Recently, a new study has reported that taking one of the psychedelic compounds present in the popular ‘magic mushrooms’ can help in managing the symptoms of mental health issues such as anxiety and depression in cancer patients.
Psilocybin mushroom or what are commonly known as magic shrooms are used on a wide scale for recreational activities especially in events, festivals, and parties. They are listed with psychedelic drugs along with DMT and LSD.
The main compound responsible for the psychedelic effect of the shrooms is psilocybin which has both hallucinogenic and psychoactive properties. Psilocybin mushrooms are classified under Schedule 1 Drug which means that they are highly addictive and can a number of negative impacts.
Therefore, the use of magic shrooms in any kind of medical procedure or for any other purpose is strictly prohibited in the United States. The most common side effects of using mushrooms include mental and emotional problems as well as uncontrolled actions under influence.
However, an increasing number of studies are questioning the Schedule 1 categorization of mushrooms and exploring their potential in treating a number of health conditions.
For instance, a study from John Hopkins University in 2018 showed that the use of psilocybin mushrooms can help in substance abuse disorders, mental health issues, and nicotine addiction.
The study further requested the re-classification of mushrooms from Schedule 1 to Schedule IV so that they can be used in medical treatments and practice.
In the past year, Denver was the first state to decriminalize the use of mushrooms followed by Oakland in the following month. While the mushrooms are still largely illegal, possessing them in these two states can no longer be charged.

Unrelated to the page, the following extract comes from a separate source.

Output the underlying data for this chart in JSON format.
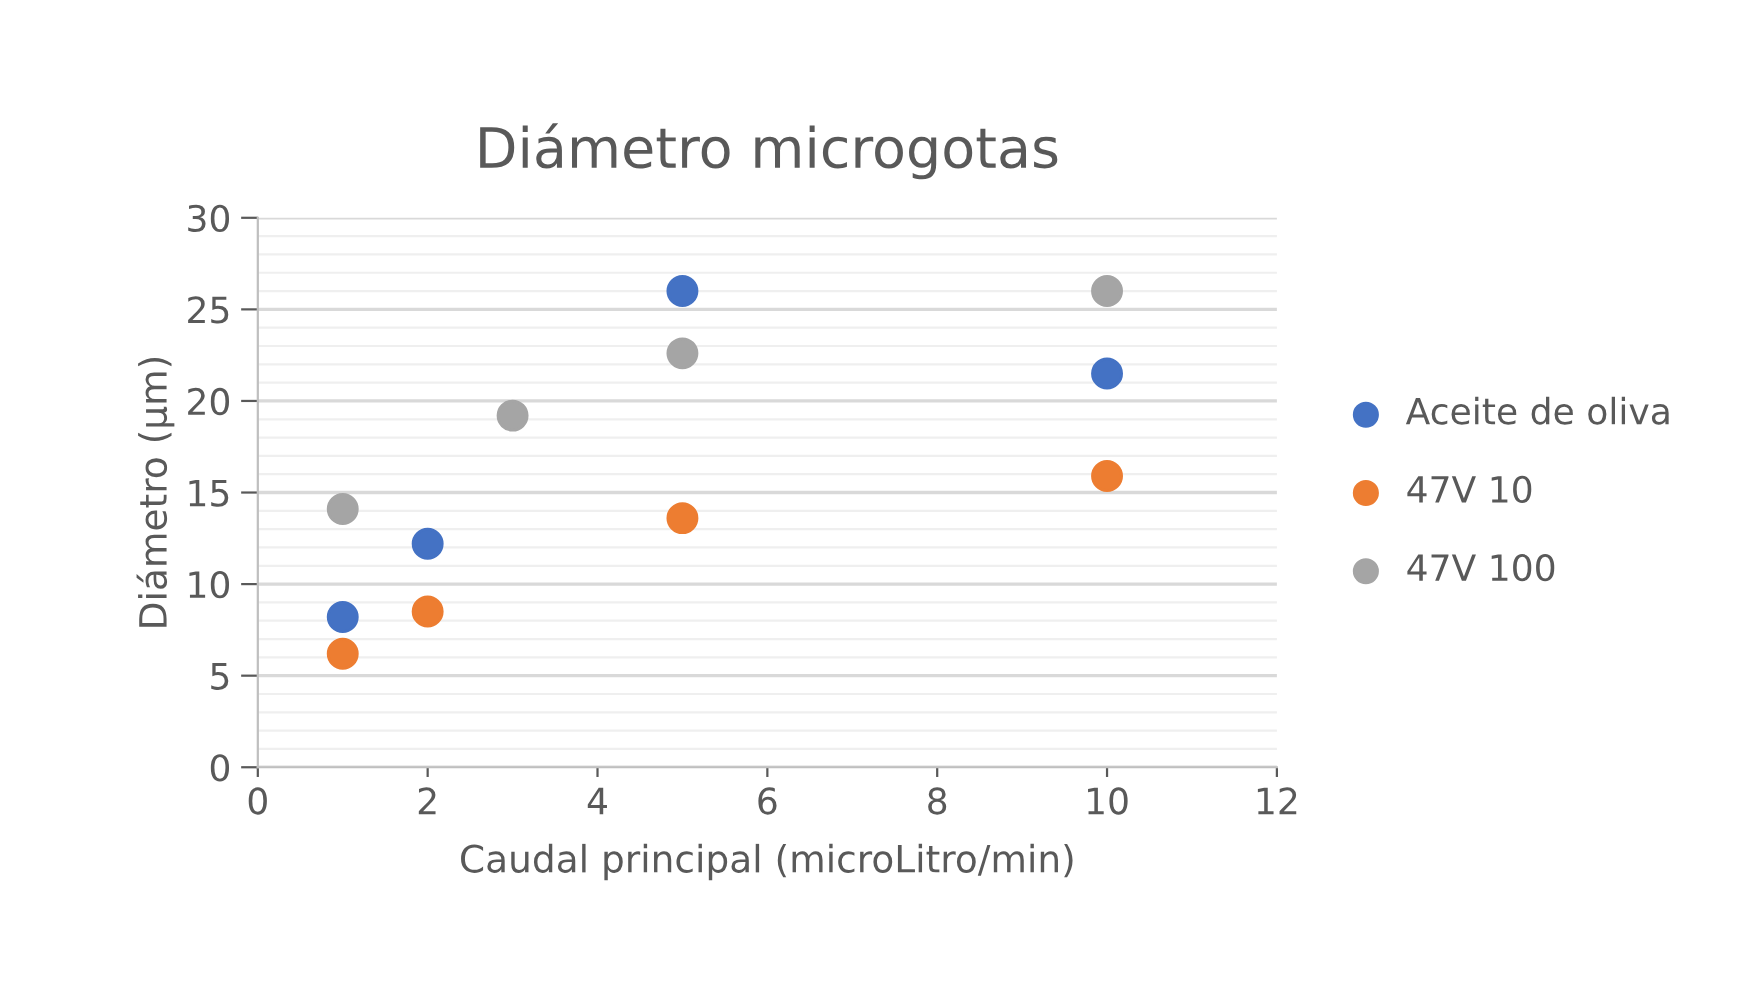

In the new study, whose findings appear in the Journal of Psychopharmacology, the researchers explored the benefits of using magic shrooms for managing mental health issues in cancer patients.
In another study conducted prior to the new one, the participants had seen positive improvements in mental health after using psilocybin along with getting psychotherapy.

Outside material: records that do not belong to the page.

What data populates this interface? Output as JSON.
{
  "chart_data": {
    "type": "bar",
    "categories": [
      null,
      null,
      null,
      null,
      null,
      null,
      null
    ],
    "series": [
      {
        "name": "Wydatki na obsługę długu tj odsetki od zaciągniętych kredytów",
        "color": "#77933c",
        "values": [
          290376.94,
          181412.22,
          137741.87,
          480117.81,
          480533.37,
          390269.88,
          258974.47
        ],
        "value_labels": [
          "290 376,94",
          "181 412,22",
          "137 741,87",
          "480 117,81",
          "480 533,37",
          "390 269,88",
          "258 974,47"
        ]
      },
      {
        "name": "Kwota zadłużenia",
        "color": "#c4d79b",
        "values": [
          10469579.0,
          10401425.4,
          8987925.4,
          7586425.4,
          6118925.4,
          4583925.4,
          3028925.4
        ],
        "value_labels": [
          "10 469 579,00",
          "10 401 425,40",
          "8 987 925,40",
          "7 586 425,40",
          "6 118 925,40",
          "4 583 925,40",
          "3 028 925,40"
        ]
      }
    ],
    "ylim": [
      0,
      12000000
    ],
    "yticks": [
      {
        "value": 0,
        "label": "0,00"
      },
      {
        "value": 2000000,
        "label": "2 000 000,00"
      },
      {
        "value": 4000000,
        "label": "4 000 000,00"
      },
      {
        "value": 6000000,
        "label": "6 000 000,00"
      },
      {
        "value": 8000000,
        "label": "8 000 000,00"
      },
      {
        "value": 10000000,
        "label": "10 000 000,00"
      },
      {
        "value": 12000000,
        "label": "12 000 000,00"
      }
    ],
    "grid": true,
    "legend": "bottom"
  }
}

Upon asking, the participants responded by telling how the mushrooms had helped them cut down existential despair, depressive episodes, and keep them from thinking about the possibility of recurring tumors.
Fourteen of the participants from this earlier study also took part in the recent one and had drastic results. The associate professor of psychiatry in the Department of Psychiatry at NYU Langone Health and the leading author of the study, Stephen Ross explained that the rapid effects of psilocybin came as a surprise.
The findings of the study showed that using psilocybin mushrooms had a positive impact on the mental health of up to seventy percent of the patients.
These findings show that the use of mushrooms may potentially help with the vast majority of cancer patients in hospitals. However, Ross and the team of researchers state that further research is needed and that mushrooms may not work for everyone.
He discourages the use of magic mushrooms or any other recreational drugs without any proper setting and supervision as it can also cause adverse effects.